Step 6: Testing Your Integration
Before going live, test your integration thoroughly:
- Unit tests: Mock the API responses for deterministic testing
- Integration tests: Use a dedicated test API key with low rate limits
- Load tests: Simulate concurrent users to ensure your backend scales
# Example pytest test
import pytest
from unittest.mock import patch
def test_send_message():
mock_response = {
"content": [{"text": "Hello!"}],
"model": "claude-3-5-sonnet-20241022"
}
with patch('requests.post') as mock_post:
mock_post.return_value.json.return_value = mock_response
result = send_message("Hi")
assert result["content"][0]["text"] == "Hello!"
Conclusion
Building a partner integration with the Claude API is straightforward when you follow these patterns. Start with simple message sending, add streaming for responsiveness, implement robust error handling, and always respect rate limits and context windows.

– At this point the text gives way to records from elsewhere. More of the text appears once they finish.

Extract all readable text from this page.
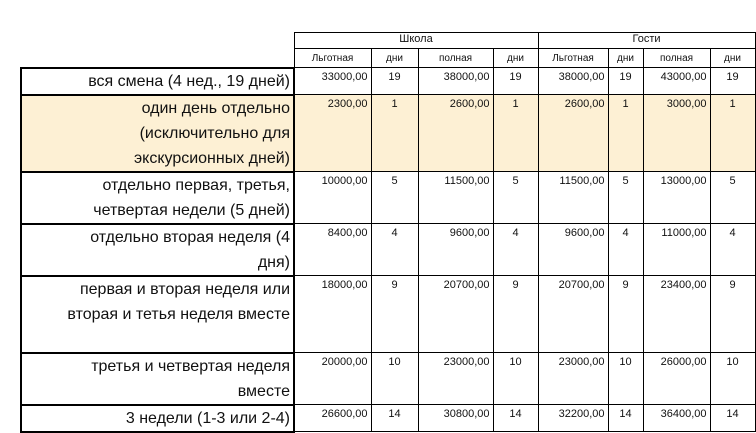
	Школа				Гости			
	Льготная	дни	полная	дни	Льготная	дни	полная	дни

вся смена (4 нед., 19 дней)	33000,00	19	38000,00	19	38000,00	19	43000,00	19

один день отдельно
(исключительно для
экскурсионных дней)	2300,00	1	2600,00	1	2600,00	1	3000,00	1

отдельно первая, третья,
четвертая недели (5 дней)	10000,00	5	11500,00	5	11500,00	5	13000,00	5

отдельно вторая неделя (4
дня)	8400,00	4	9600,00	4	9600,00	4	11000,00	4

первая и вторая неделя или
вторая и тетья неделя вместе	18000,00	9	20700,00	9	20700,00	9	23400,00	9

третья и четвертая неделя
вместе	20000,00	10	23000,00	10	23000,00	10	26000,00	10

3 недели (1-3 или 2-4)	26600,00	14	30800,00	14	32200,00	14	36400,00	14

For more advanced use cases—like function calling, multi-modal inputs, or building agents—refer to the official Anthropic documentation.
Key Takeaways
- Secure your API key using environment variables or a secrets manager—never expose it client-side.
- Use streaming to improve user experience by displaying tokens as they are generated.
- Implement exponential backoff for rate-limited (429) responses to avoid overwhelming the API.
- Manage context windows by trimming or summarizing conversation history to stay within token limits.
- Log and monitor all API interactions for debugging, cost tracking, and performance optimization.